Nesse contexto também cabe ressaltar que os profissionais de saúde além de relatarem os efeitos adversos de drogas conhecidas, como os bisfosfonatos, também devem estar atentos a novos casos de MRONJ vinculados a outras medicações antirresorptivas (denosumabe) e a medicações antiangiogênicas. A cada dia novas drogas são apontadas como possuidoras de potencial farmacodinâmico para desencadear essa condição. Um exemplo recente são os inibidores do alvo da rapamicina de mamíferos (mTor) (43).
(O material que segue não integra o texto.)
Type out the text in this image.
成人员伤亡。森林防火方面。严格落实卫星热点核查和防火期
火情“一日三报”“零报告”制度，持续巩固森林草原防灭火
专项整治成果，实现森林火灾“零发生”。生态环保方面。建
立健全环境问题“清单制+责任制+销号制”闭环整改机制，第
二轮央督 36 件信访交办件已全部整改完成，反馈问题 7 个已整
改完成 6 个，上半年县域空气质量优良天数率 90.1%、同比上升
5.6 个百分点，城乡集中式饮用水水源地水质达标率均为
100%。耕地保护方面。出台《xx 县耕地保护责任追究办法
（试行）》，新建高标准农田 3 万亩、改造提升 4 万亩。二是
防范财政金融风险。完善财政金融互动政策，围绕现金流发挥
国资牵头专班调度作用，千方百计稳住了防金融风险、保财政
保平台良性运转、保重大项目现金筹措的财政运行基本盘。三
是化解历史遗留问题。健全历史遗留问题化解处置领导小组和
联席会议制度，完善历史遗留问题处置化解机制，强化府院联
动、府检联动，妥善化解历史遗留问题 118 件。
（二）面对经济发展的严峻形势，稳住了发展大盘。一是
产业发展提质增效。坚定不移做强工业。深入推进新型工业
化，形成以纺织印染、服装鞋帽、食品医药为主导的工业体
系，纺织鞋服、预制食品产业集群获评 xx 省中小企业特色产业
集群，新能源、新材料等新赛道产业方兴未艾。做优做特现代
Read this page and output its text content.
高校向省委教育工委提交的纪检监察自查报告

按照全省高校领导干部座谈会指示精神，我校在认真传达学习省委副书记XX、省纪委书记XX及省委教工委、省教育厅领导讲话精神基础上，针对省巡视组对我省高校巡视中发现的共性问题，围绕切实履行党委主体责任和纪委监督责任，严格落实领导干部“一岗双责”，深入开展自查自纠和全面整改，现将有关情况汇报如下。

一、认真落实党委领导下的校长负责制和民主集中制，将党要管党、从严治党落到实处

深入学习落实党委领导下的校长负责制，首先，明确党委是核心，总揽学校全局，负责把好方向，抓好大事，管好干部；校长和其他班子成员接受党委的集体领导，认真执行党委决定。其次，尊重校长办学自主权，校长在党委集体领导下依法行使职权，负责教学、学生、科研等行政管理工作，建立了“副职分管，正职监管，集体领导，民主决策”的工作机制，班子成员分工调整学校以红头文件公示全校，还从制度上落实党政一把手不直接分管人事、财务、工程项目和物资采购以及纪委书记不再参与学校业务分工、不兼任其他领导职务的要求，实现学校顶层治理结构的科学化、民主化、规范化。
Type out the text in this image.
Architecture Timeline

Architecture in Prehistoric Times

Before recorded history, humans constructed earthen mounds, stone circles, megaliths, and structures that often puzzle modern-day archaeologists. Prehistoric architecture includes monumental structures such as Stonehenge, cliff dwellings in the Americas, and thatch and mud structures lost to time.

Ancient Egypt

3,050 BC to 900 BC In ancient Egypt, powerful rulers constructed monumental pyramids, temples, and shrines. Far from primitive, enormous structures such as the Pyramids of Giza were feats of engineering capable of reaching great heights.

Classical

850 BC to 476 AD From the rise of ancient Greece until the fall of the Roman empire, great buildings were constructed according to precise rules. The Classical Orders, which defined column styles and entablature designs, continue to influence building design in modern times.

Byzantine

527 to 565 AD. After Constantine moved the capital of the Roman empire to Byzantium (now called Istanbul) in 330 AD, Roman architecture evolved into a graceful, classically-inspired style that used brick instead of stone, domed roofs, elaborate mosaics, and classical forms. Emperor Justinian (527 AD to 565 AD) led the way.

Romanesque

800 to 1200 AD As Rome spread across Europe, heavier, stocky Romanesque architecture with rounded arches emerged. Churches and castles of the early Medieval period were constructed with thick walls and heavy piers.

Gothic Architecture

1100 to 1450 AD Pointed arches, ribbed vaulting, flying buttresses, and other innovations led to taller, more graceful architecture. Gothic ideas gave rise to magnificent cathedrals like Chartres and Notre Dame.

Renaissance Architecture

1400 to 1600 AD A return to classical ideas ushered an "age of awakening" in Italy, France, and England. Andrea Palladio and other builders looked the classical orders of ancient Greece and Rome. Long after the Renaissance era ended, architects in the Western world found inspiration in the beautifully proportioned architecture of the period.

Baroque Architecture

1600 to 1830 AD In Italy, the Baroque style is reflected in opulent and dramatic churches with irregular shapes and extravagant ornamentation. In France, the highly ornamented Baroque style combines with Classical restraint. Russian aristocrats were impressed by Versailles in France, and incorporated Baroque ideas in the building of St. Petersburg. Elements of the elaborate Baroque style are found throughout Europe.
A MRONJ é uma condição de instalação rápida e que pode progredir ao ponto de comprometer sobremaneira a qualidade de vida do paciente. O conhecimento aprofundado dos mecanismos de desenvolvimento dessa condição e de suas características clínicas leva o profissional a executar um diagnóstico preciso e a instituir protocolos de prevenção adequados. Seu manejo ainda é avaliado pela comunidade científica como extremamente dificultoso, mas os inúmeros trabalhos publicados confirmam a tendência de deixar para trás uma opção mais conservadora de tratamento. Diversos protocolos de tratamento foram publicados e, hoje em dia, a maioria dos profissionais prefere optar por um tratamento que inclua a remoção do osso necrótico associando-a ao controle microbiano extenso.
Conclui-se que, para prevenir e executar um diagnóstico precoce, diminuindo a morbidade para o paciente, todos os pacientes que tenham o diagnóstico de uma doença que necessite terapias antirresorptivas ou antiangiogênicas devem ser encaminhados para avaliação odontológica logo após o diagnóstico (para que haja tempo suficiente de executar o tratamento odontológico antes do início da terapia medicamentosa) e devem ser seguidos rotineiramente, em intervalos curtos, enquanto perdurarem os efeitos sistêmicos das drogas.